Anthropic does highly technical research with a lean team of 41, but they are hiring aggressively to help scale their efforts.
Anthropic is Public Benefit Corporation; as a result, its fiduciary responsibility is not its primary driver. Public benefit is its main driver. Anthropic won't spend its $702M on half-baked Neural Networks that are susceptible to spew neo-nazi nonsense. Anthropic is one of the only AI developers/researchers globally whose incentive structure serves the goals of a non-profit but will receive the rewards of a for-profit business, it is the perfect intermediary between the public and private sectors.
The Anthropic Team:
The entire Anthropic founding team used to work for OpenAI (the company that built GPT-3), which used to be a non-profit but became a for-profit company in 2019. The CEO, Dario Amodei, and President, Daniela Amodei, are siblings. Dario is a physicist who got his Ph.D. in Biophysics. Daniela was a policy guru and was a Congressional staffer for several years. At OpenAI, Daniela was the VP of Safety and Policy, and Dario was the VP of research.
Conclusion:
We've come a long way in this paper. I designed the circuitous journey of this post do a few things:
Explain the current state of AI and show its current trajectory.

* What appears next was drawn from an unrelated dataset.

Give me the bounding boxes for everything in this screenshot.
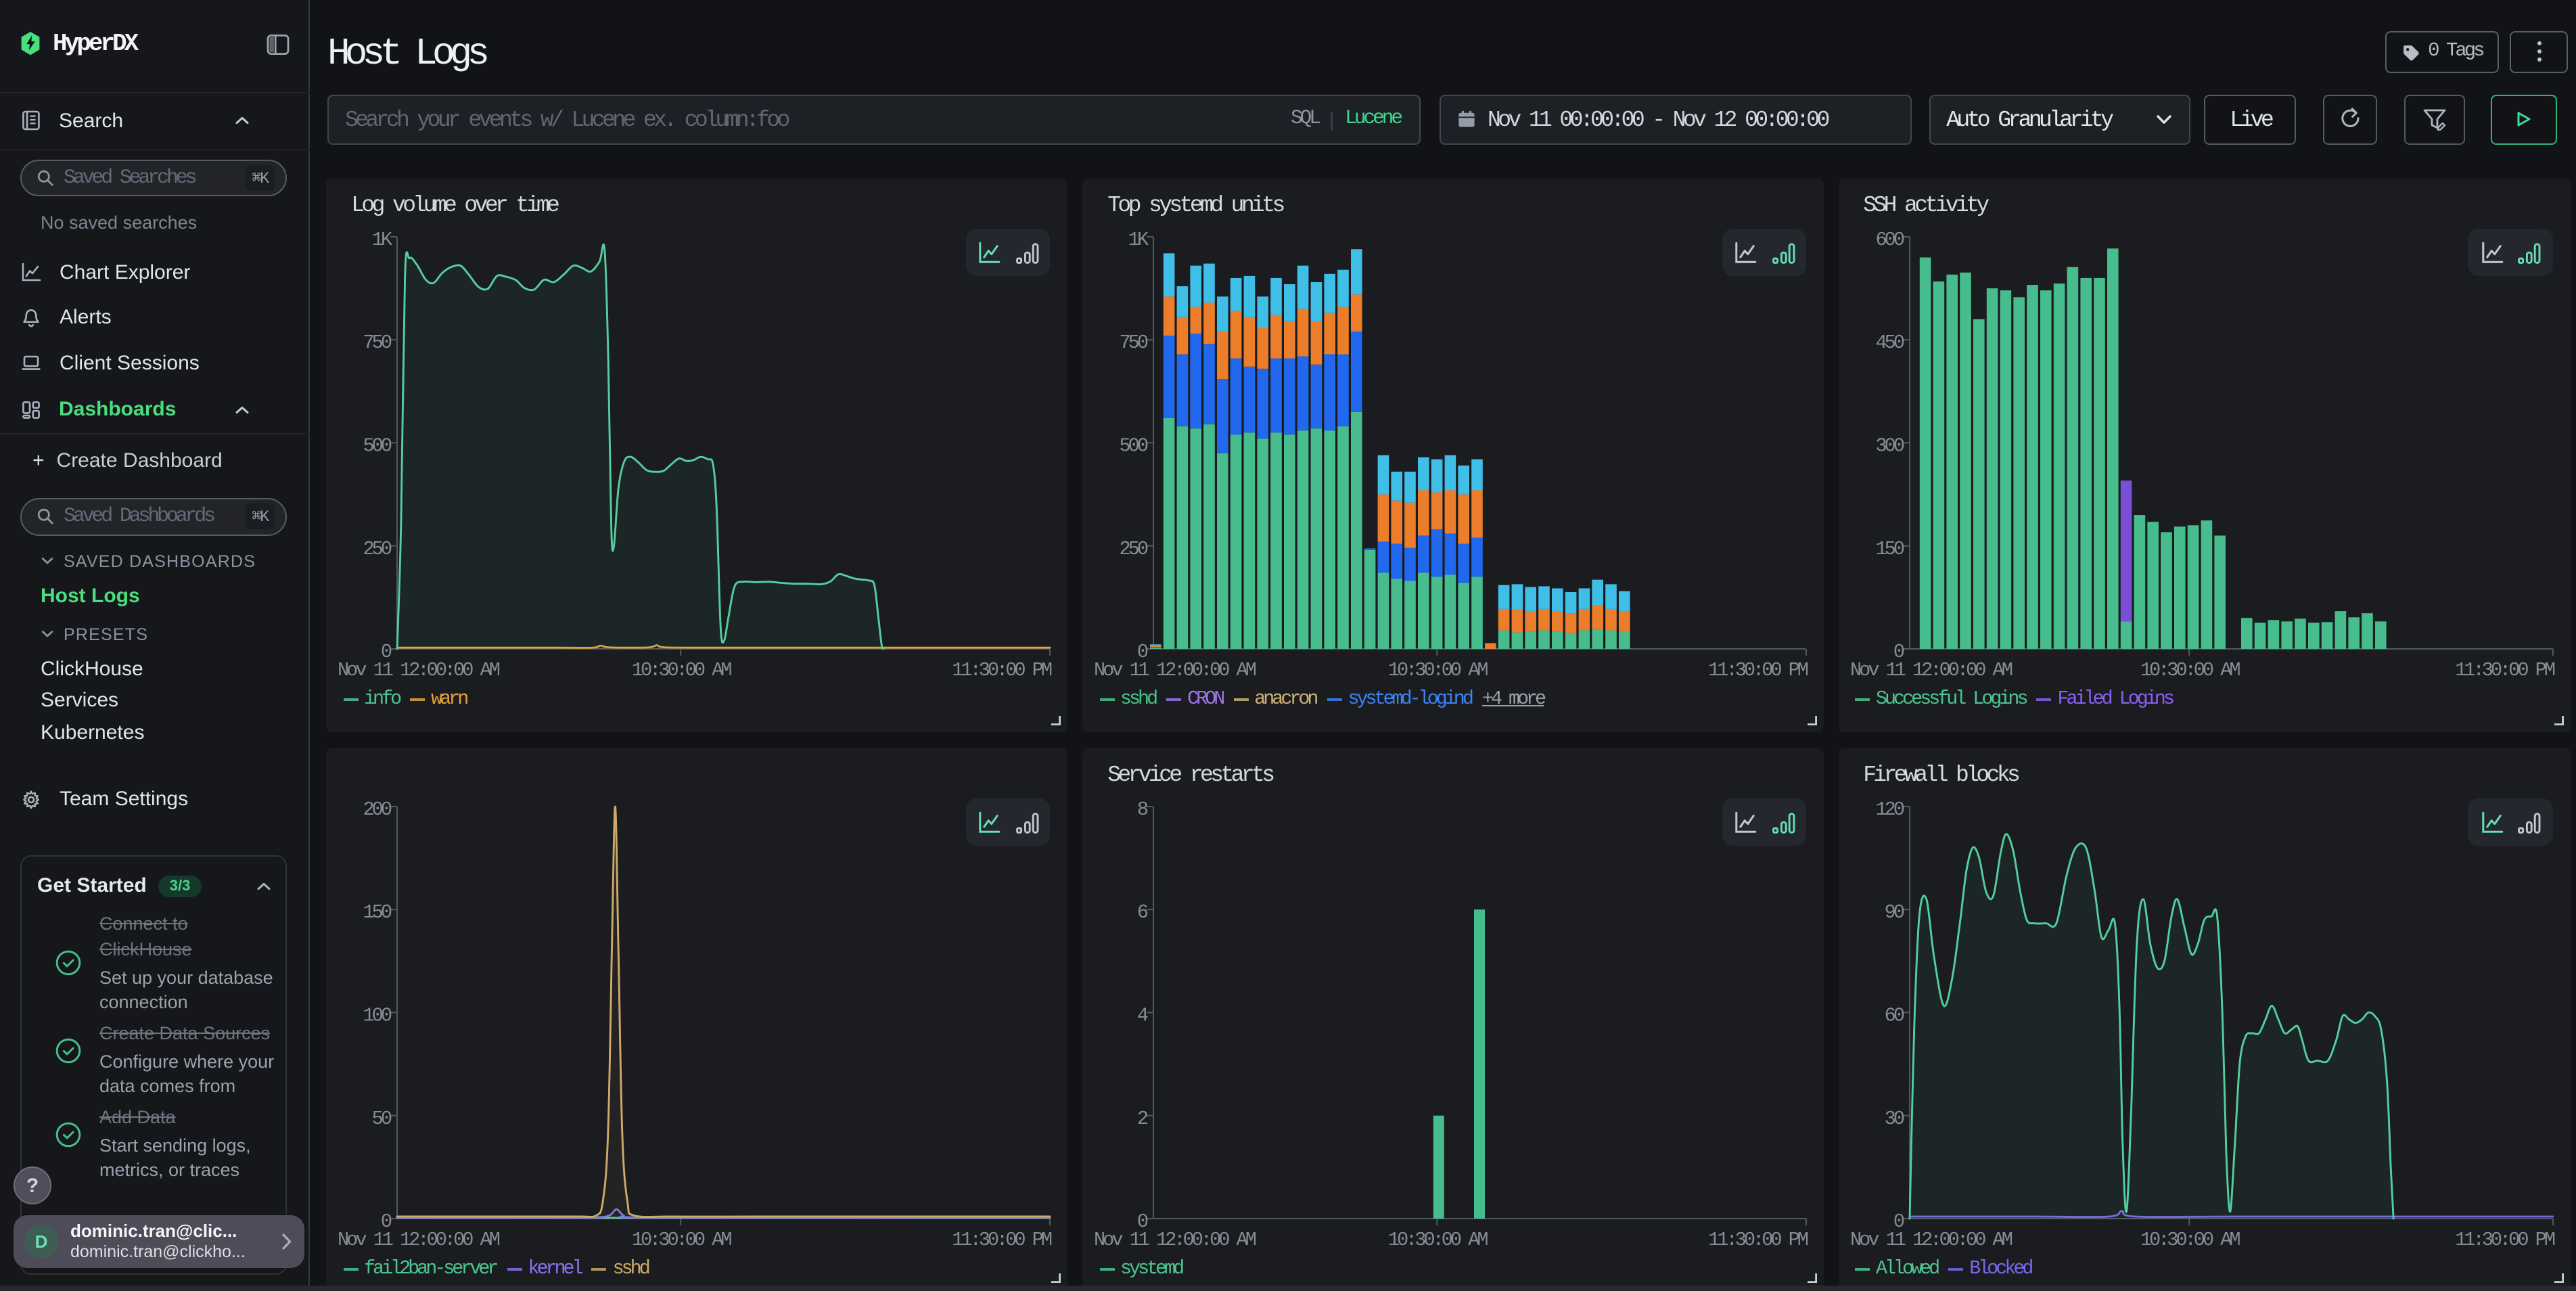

Show who is currently building that future, and discuss how this collective of actors is misaligned to release products that benefit our societies.

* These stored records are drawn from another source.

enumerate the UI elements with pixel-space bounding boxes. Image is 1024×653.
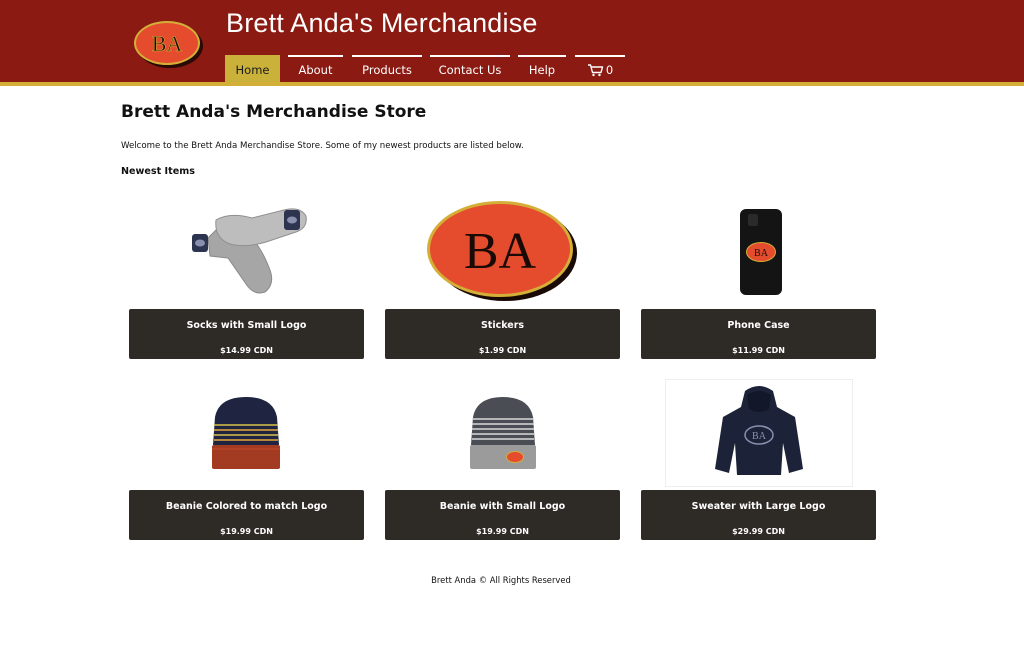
sticker-image[interactable]: BA (425, 198, 579, 304)
product-name: Phone Case (727, 320, 790, 331)
product-price: $19.99 CDN (476, 527, 529, 536)
cart-icon (587, 63, 604, 76)
phone-logo-text: BA (754, 248, 769, 259)
product-card-phone-case[interactable]: Phone Case $11.99 CDN (641, 309, 876, 359)
nav-about[interactable]: About (288, 55, 343, 83)
footer-copyright: Brett Anda © All Rights Reserved (431, 575, 571, 585)
product-card-grey-beanie[interactable]: Beanie with Small Logo $19.99 CDN (385, 490, 620, 540)
product-name: Beanie Colored to match Logo (165, 501, 328, 512)
product-name: Socks with Small Logo (186, 320, 307, 331)
header-divider (0, 82, 1024, 86)
intro-text: Welcome to the Brett Anda Merchandise St… (121, 141, 524, 151)
nav-products[interactable]: Products (352, 55, 422, 83)
product-card-socks[interactable]: Socks with Small Logo $14.99 CDN (129, 309, 364, 359)
nav-help[interactable]: Help (518, 55, 566, 83)
site-header: BA Brett Anda's Merchandise Home About P… (0, 0, 1024, 83)
section-heading: Newest Items (121, 166, 195, 177)
product-card-hoodie[interactable]: Sweater with Large Logo $29.99 CDN (641, 490, 876, 540)
nav-contact-us[interactable]: Contact Us (430, 55, 510, 83)
sticker-logo-text: BA (464, 223, 537, 280)
product-price: $11.99 CDN (732, 346, 785, 355)
product-name: Stickers (480, 320, 525, 331)
product-price: $14.99 CDN (220, 346, 273, 355)
nav-cart[interactable]: 0 (575, 55, 625, 83)
socks-image[interactable] (180, 198, 312, 298)
hoodie-logo-text: BA (752, 431, 767, 442)
product-name: Sweater with Large Logo (691, 501, 826, 512)
cart-count: 0 (605, 63, 614, 77)
product-price: $29.99 CDN (732, 527, 785, 536)
product-card-striped-beanie[interactable]: Beanie Colored to match Logo $19.99 CDN (129, 490, 364, 540)
site-title: Brett Anda's Merchandise (226, 8, 538, 38)
logo-text: BA (152, 31, 183, 56)
grey-beanie-image[interactable] (467, 395, 539, 471)
ba-logo[interactable]: BA (132, 19, 204, 69)
hoodie-image[interactable]: BA (665, 379, 853, 487)
striped-beanie-image[interactable] (209, 395, 283, 471)
product-name: Beanie with Small Logo (439, 501, 566, 512)
nav-home[interactable]: Home (225, 55, 280, 83)
page-title: Brett Anda's Merchandise Store (121, 102, 427, 122)
product-price: $19.99 CDN (220, 527, 273, 536)
product-price: $1.99 CDN (478, 346, 527, 355)
product-card-stickers[interactable]: Stickers $1.99 CDN (385, 309, 620, 359)
phone-case-image[interactable]: BA (738, 208, 784, 296)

Present Anthropic as a case study on how to re-align the incentives of AI actors and mitigate the worst harms of an impending AGI.
In the words of Google CEO Sundar Pichai, "the central struggle of every technology is harnessing it so that it benefits society… there has to be thoughtful regulation around AI." However, as with all sectors, Congressional staffers are not domain specialists; they rely heavily on experts to act as the moral compasses of our legislation. Unfortunately, market demand has sidelined non-profit researchers, and these researchers are struggling to meet the needs of the industry. As long as Anthropic is able to meet Artificial Intelligence where it is and not where it has been, then the private market should continue to fund them without restraint.
I believe that AI will change the world. It will eliminate cancer and cure Alzheimer's; it will drive our cars, safeguard our financial markets, educate our youth, and bring dignity to the elderly; it will design for our architects; it will develop software for our engineers and paint paintings for our artists. AI is an old testament phenomenon.
Let's make sure that if AI makes all the good things better, they don't make all the bad things worse. As Xenophanes first noted when he observed how ancient communities anthropomorphized their gods, "Our gods have flat noses, and black skins say the Ethiopians. The Thracians say our gods have red hair and hazel eyes."